Do I expect my rejection of indulgences for NHL players to gain any traction? Sadly, I don't. Apparently in our society, freedom from punishment can be purchased with money. Again. And neither in hockey nor anywhere else is there much of an audience for the 95 arguments against this horrifying practice.
--Collision, working on justifying the NHL's ways to man
Friday, February 4, 2011
Okay, when even the scrupulously positive Jay Vean admits "I'm just trying to get excited about something besides Duchene", it's time to admit it:
We're 51 games into an 82-game season. The team is what it is; the season is what it is. The defense isn't very good, the goaltending is sub-par, and the team seems to be addicted to giving up quick goals, particularly against trap teams.
I think there's some hope. Stewart put up a goal and an assist last night. And his size and physical game help compensate for the small, soft defense. If he plays the way he did before breaking his hand, the team might stay in playoff contention.
But what "playoff contention" means for this squad? Is maybe--maybe--winning two home games against the number-one seed. Which is going to be Vancouver, against whom the Avs have gone 1-3-1 on the year. So good luck with that.

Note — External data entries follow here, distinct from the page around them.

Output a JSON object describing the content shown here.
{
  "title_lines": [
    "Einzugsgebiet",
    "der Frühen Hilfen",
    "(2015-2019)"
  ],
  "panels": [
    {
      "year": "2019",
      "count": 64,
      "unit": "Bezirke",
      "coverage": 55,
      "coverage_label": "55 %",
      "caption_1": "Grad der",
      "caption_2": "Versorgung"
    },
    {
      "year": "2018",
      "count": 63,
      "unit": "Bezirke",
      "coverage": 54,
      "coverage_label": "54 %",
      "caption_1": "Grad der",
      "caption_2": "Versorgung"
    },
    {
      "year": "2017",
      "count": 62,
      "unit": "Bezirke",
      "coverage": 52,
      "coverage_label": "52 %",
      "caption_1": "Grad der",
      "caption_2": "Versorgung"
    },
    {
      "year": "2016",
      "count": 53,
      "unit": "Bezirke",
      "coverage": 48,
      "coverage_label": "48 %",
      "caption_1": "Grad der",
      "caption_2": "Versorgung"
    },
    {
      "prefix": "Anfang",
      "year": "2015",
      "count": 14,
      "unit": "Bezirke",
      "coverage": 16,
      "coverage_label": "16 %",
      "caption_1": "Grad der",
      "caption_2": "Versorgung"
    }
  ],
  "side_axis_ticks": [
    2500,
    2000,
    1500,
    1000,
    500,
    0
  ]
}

No, as Jibblescribbits argued yesterday, the defense is not good, but that can't be fixed this year. It's a personnel issue, and top-tier Dmen are in short, short supply. I hate to argue this, but the Avs have to stay the course this year, run & gun, try to outscore everybody, add what I hope will be a lottery pick, and keep building...for next year.
2. Where the fuck are we going? And how the fuck did we get here?
Well, again, my recipe is to try to outscore everybody with whatever forwards are still standing. Injuries have crushed the forwards on this squad, but everybody who's played has put up numbers. Milan Hejduk has been spectacular, putting up the third-best points-per-game numbers of his 12-year career. I particularly like that his best games have frequently come in the team's worst outings--like last night. When the young kids don't show up, Hejduk seems to be there to put in a good night's work. Which I very much wish I could say about Stastny.
This season has been so particularly frustrating because, I argue, of two uniquely frustrating trades:
Wolski for Mueller
Hannan for Fleischmann1.
Now, Wolski has been poor for Phoenix and the Rangers, and is now on his third team in two seasons, having been traded in each of those seasons. He's apparently turning into a guy who's just attractive enough to trade for, but not valuable enough to keep. So this shouldn't count as much of a loss--except that Mueller hasn't played a single game this year. And that's been quite a lack, because he had been penciled in as a top-six forward. Which, I think, forced the other trade, for Fleischmann.
This move became necessary because forward after forward had gone down and the Avs had to do something to indicate they hadn't given up on the season. I understand the move, and I think Fleischmann was superb for the Avs--8-13-21 in 22 games, with excellent chemistry with Duchene & Hejduk--but now he's lost for the season, and the Avs are desperately in need of a solid defensive Dman with some physicality to his game.
Which is to say they are desperately in need of a Scott Hannan type player.
But they're not going to find one by the trade deadline--and in any case, this year is pretty much done. The die is cast. It's time to sit back and watch some smallish guys fly around and score lots of goals...and give up lots of goals.
--Collision, hoping to get a little more playing time down the stretch
1I'm not touching Cohen for Hunwick. I don't want to turn into a #blamehunwick guy, but 3 points and a -9 in 25 games isn't something I'm interested in trying to defend.